Osteoarthritis (OA) affects 7% of the global population and is the leading cause of chronic pain and disability in older adults (Wen & Xiao, 2022). Although thought of as a disease of the knees and/or hips, other commonly affected joints include the hands, facet joints in the spine, and temporomandibular joint (Englund, 2023). OA is slowly progressing. It was previously considered to be a disease of "wear and tear," but recent research has found it to be a more complex disease involving inflammation and biomechanics. OA is characterized by the degradation and loss of articular cartilage that cushions the joint during movement. Once damaged, the articular cartilage is unable to repair itself (Wen & Xiao, 2022). This change causes other tissues of the joint, such as the bone, synovium, ligaments, meniscus (in the knee), labrum (in the hip), periarticular fat, and muscles to be affected, resulting in pain, reduced functionality, and disability. Biomechanical joint responses (such as cartilage defects, bone shape changes, and misalignment) cause more pathological and inflammatory responses in tissues, resulting in a vicious cycle (Englund, 2023). Diagnosis of OA occurs with the presence of joint pain and x-rays showing joint space narrowing and the presence of bony spurs (osteophytes). Unfortunately, x-ray changes often appear later in the course of the disease, after substantial loss of cartilage has already occurred (Englund, 2023).
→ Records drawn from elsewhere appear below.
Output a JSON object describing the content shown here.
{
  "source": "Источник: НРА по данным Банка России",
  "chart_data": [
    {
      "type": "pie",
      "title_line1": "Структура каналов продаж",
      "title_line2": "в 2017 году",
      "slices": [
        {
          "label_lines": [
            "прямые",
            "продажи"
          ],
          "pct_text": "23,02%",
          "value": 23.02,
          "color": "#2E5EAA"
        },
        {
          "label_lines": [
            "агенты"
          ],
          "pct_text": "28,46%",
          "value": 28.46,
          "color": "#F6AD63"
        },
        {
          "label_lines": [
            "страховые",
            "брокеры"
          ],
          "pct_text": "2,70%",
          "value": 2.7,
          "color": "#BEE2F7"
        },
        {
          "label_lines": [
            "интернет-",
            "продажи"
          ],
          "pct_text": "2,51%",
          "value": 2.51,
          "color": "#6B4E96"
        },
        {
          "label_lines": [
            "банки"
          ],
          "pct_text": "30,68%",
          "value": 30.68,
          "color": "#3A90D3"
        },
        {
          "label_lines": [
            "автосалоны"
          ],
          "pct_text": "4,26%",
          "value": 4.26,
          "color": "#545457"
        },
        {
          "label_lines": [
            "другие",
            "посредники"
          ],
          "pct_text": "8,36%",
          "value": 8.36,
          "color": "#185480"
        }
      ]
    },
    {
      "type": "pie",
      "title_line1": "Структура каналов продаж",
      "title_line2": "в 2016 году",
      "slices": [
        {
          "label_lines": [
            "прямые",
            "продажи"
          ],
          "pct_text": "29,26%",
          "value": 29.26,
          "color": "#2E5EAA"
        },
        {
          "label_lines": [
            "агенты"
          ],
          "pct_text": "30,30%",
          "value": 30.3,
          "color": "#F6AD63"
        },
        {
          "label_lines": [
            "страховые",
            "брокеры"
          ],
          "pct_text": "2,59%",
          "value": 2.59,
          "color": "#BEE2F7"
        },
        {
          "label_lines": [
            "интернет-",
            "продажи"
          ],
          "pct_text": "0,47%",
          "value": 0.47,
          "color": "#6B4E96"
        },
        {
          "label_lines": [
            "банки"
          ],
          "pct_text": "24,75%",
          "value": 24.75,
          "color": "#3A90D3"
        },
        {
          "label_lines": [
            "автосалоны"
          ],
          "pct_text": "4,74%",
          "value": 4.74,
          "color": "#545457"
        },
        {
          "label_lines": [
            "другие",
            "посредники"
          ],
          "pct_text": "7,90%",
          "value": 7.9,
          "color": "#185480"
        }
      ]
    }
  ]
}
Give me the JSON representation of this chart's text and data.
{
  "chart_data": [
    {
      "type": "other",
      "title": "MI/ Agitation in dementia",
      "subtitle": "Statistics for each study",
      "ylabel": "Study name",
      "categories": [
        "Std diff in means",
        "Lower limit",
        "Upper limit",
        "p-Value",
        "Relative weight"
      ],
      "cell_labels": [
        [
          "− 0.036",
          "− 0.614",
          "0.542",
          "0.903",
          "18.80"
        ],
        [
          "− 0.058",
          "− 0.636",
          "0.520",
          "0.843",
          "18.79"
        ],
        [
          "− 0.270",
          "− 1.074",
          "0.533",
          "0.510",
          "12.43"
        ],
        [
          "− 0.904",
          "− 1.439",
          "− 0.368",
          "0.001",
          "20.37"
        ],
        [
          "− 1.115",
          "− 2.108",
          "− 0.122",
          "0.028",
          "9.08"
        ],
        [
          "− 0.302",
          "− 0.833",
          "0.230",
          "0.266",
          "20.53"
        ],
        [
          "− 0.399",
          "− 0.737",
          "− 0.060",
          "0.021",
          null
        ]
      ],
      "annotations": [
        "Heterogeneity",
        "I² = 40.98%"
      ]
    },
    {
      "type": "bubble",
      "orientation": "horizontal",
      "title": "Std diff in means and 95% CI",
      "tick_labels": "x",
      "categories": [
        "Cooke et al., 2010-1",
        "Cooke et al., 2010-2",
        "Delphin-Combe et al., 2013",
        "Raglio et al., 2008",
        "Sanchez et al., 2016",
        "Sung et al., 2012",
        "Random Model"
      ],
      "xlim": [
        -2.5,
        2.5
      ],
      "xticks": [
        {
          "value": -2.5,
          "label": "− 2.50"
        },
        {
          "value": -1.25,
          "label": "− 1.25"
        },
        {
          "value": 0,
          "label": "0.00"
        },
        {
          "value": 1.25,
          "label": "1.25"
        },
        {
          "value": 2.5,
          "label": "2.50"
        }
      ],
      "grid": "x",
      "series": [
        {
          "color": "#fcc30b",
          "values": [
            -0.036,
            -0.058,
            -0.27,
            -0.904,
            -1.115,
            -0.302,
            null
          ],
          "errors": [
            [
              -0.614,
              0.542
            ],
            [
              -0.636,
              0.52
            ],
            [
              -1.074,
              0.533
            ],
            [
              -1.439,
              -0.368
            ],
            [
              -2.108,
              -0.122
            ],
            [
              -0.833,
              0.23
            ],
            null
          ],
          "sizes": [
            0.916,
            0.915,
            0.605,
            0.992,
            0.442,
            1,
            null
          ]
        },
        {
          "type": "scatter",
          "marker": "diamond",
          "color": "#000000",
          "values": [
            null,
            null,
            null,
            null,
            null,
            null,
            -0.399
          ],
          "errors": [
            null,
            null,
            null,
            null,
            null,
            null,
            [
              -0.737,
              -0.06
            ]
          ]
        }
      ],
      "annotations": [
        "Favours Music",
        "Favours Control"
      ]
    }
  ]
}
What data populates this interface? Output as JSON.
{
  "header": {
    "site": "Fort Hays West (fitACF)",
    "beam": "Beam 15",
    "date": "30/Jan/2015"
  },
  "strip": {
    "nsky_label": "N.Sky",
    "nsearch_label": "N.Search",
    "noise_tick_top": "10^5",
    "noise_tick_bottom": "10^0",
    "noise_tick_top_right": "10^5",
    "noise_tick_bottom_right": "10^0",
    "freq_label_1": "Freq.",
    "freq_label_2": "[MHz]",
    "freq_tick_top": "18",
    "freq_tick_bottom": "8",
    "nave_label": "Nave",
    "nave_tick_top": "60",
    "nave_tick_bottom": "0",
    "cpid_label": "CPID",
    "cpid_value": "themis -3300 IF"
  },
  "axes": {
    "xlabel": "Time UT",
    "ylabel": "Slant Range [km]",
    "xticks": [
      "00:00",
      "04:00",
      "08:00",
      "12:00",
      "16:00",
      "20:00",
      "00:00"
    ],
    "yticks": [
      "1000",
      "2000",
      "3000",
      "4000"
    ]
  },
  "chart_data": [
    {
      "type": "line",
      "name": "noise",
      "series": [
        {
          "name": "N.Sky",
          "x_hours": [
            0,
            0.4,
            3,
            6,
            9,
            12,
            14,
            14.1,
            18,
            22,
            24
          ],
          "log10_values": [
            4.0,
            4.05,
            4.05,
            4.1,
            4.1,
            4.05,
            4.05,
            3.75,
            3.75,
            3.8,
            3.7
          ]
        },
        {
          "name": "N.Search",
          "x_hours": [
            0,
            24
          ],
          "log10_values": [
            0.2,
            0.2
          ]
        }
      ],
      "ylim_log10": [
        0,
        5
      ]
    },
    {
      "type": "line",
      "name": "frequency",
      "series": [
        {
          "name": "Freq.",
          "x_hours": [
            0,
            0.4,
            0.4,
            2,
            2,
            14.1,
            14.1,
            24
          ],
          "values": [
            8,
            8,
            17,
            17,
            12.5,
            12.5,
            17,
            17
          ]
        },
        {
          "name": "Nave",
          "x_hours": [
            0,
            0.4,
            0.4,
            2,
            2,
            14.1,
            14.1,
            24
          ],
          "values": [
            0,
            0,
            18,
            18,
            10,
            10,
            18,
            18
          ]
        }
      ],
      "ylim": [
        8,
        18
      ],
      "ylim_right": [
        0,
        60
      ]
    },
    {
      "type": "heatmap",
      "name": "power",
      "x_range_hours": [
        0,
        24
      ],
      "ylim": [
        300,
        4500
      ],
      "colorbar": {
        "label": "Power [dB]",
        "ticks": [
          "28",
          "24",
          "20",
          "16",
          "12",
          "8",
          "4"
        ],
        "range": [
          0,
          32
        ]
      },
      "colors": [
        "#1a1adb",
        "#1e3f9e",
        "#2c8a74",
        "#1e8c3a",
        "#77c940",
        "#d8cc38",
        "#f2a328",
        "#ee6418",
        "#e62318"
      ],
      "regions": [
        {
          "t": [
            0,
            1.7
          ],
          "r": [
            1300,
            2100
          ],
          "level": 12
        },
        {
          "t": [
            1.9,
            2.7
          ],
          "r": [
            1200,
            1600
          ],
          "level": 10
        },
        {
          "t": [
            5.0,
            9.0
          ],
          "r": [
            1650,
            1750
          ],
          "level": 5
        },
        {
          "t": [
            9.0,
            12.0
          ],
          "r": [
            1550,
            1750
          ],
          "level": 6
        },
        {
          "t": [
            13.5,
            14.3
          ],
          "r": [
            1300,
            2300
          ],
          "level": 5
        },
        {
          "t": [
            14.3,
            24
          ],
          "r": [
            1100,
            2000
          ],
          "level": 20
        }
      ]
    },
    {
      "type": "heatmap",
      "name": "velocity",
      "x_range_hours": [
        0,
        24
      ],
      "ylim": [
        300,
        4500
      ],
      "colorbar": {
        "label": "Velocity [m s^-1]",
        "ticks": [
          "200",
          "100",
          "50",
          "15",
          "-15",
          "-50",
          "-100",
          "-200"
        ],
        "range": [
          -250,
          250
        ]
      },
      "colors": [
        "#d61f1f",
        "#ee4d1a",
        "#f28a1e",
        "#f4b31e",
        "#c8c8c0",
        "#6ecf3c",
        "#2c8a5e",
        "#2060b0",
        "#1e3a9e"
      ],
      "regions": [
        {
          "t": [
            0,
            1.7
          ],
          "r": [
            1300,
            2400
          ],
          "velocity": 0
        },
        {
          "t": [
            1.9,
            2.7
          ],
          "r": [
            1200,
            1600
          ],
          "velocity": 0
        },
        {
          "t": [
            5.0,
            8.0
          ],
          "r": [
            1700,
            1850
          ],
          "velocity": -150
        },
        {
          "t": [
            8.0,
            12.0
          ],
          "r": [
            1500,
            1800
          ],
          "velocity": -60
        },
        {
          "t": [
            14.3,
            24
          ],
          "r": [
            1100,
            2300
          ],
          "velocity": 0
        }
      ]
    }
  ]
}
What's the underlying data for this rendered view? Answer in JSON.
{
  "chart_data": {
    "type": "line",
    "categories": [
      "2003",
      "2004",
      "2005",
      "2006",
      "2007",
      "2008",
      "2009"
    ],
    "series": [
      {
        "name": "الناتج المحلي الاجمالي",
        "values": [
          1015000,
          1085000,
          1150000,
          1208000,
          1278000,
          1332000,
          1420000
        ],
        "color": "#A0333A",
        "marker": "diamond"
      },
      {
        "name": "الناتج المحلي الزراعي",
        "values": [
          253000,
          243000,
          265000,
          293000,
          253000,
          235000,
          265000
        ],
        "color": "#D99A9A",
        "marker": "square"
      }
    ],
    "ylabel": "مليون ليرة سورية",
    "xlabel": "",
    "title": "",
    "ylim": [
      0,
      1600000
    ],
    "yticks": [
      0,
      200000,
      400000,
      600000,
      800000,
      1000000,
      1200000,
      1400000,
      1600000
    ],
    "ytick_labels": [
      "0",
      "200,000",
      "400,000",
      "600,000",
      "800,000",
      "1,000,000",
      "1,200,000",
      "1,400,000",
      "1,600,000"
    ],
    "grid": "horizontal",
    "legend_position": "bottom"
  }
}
OA prevention is challenging due to multiple circumstances that make its occurrence hard to predict. These influences include 1) the existence of multiple affected joints; 2) the occurrence of asymptomatic OA (diagnosed via x-rays) in some individuals, whereas others have OA-like pain with no x-ray evidence of disease; and 3) multiple risk factors, including modifiable ones (lifestyle, body weight, and chronic joint overloading), and nonmodifiable ones (age, sex, and genetic predisposition). Despite these complexities, universal prevention techniques include prevention of 1) overweight and inactivity (especially after menopause); 2) post-injury issues (muscle weakness, overuse, and reinjury); 3) physical work overload; and 4) age-related sarcopenia and resulting muscle weakness (Runhaar & Bierma-Zeinstra, 2022).
There are a variety of treatment modalities for OA, with increasing levels of intensity if needed. All patients need education and lifestyle advice, including weight management (as necessary); exercise therapy (consider including physical/occupational therapies in the care team); mind/body programs (e.g., yoga or tai chi); and topical nonsteroidal anti-inflammatory drugs (NSAIDs). If these measures are not sufficient, the patient may need to add oral NSAIDs, COX-2 inhibitors, braces, or other devices as recommended. The next step is intra-articular injections (generally corticosteroids), and an antidepressant with pain-relieving properties may be considered. As a last resort, surgical interventions, such as joint replacement, resurfacing, or osteotomy can be used. Although opioids are often prescribed for OA pain, they may have a limited effect in pain relief. If necessary, clinicians should educate patients on the plan for their use and discontinuation (Englund, 2023). Looking to the future, OA treatments may include stem cell or platelet-rich plasma therapies, cytotherapy to repair damaged cartilage, disease-modifying OA drugs, and inhibition of signaling pathways.
Patients with OA are commonly encountered in home healthcare and clinicians should be knowledgeable about the disease process, risk factors, prevention, and treatment. This will help guide patient education and direct patients to potential treatment modalities.